THE world’s first ever cloned infant will be born in January 2003, according to controversial Italian fertility expert Severino Antinori.

Cloned baby ‘due in January’

The gynaecologist said the child was in the 33rd week of gestation and weighed an estimated 5.5 pounds, but he refused to say where the infant will be born.

Earlier this year, Antinori announced that human cloning programmes were under way in Russia and China, distant from the raging moral debate in the west.

Three years ago, Dr Antinori announced plans to use cloning technology to help infertile couples have children. The technology was pioneered by British scientists to produce Dolly the sheep, the world's first vertebrate clone made from an adult mammalian cell.

The Italian medic has long boasted he would be behind the first human cloning operation.

The 56-year-old Dr Antinori was previously best known for his work in in vitro fertilisation, and in particular for enabling women in their 50s and 60s to give birth.

He shot to prominence in 1994 when he helped a 63-year-old woman to have a baby by implanting a donor’s fertilised egg in her uterus, making her the oldest known woman in the world to give birth.

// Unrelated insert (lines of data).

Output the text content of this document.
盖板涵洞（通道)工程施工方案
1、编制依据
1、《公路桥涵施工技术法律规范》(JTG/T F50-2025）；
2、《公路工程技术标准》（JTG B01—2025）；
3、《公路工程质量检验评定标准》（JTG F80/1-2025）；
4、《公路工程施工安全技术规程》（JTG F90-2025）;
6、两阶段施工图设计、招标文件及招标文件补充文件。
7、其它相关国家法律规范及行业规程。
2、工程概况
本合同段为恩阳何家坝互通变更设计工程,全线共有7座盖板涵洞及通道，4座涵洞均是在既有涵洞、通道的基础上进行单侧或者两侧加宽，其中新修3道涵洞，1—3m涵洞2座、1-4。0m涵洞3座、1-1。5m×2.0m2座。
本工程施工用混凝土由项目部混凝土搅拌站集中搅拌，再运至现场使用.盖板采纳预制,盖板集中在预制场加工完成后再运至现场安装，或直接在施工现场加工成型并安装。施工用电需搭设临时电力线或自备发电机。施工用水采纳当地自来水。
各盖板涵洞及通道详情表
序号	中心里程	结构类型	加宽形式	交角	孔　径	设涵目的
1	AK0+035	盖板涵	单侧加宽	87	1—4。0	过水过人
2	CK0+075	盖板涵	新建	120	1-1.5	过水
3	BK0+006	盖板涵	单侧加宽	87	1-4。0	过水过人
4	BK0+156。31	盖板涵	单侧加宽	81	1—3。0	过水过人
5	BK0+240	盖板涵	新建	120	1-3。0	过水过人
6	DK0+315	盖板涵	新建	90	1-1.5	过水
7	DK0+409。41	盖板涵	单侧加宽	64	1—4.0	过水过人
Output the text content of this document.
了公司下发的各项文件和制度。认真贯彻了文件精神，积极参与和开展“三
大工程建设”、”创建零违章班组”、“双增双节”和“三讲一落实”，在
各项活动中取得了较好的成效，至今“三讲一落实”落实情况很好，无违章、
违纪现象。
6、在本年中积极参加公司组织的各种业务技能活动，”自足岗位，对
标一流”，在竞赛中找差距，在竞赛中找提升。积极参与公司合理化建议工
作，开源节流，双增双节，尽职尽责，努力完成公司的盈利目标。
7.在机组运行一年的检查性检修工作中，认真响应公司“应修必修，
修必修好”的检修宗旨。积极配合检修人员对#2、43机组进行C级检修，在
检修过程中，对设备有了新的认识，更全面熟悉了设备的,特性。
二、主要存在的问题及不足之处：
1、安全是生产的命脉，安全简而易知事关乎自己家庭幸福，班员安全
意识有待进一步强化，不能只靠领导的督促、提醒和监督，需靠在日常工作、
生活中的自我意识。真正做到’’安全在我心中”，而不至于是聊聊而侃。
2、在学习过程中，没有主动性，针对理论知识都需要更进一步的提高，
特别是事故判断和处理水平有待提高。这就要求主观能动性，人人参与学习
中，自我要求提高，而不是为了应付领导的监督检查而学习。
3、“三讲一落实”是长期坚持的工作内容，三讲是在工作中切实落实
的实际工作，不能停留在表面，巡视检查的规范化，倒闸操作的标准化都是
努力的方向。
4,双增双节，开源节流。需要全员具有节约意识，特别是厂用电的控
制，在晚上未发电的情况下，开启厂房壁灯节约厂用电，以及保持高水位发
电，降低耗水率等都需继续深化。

Dr Antinori, who runs a fertility clinic in Rome, plans to make his method of human cloning available to couples who cannot have children by any other means - for example, when test tube fertilisation is impossible because the man produces no sperm.

Cloning, he also argues, will help put an end to so many diseases and give infertile men the chance to have children.

Genetic material from the father of the New Year baby was injected into an egg, which was then implanted into the woman's womb to grow.

The resulting child will, in theory, have exactly the same physical characteristics as the father.

Dr Antinori said that more than 1,500 couples had volunteered as candidates for his research programme.

He has faced scepticism from the scientific community, many of whom believe it is impossible to successfully clone a human being.

Some scientists argue that the process is not safe and that subjects would risk hidden health defects which would emerge only later in life.

He also faces the outrage of those who oppose the procedure on ethical and moral grounds. The practice of human cloning is banned in Europe and formal legislation has gone through Congress in the United States. Dr Antinori proposed carrying out the procedure in an unnamed Mediterranean country, or on a boat in international waters.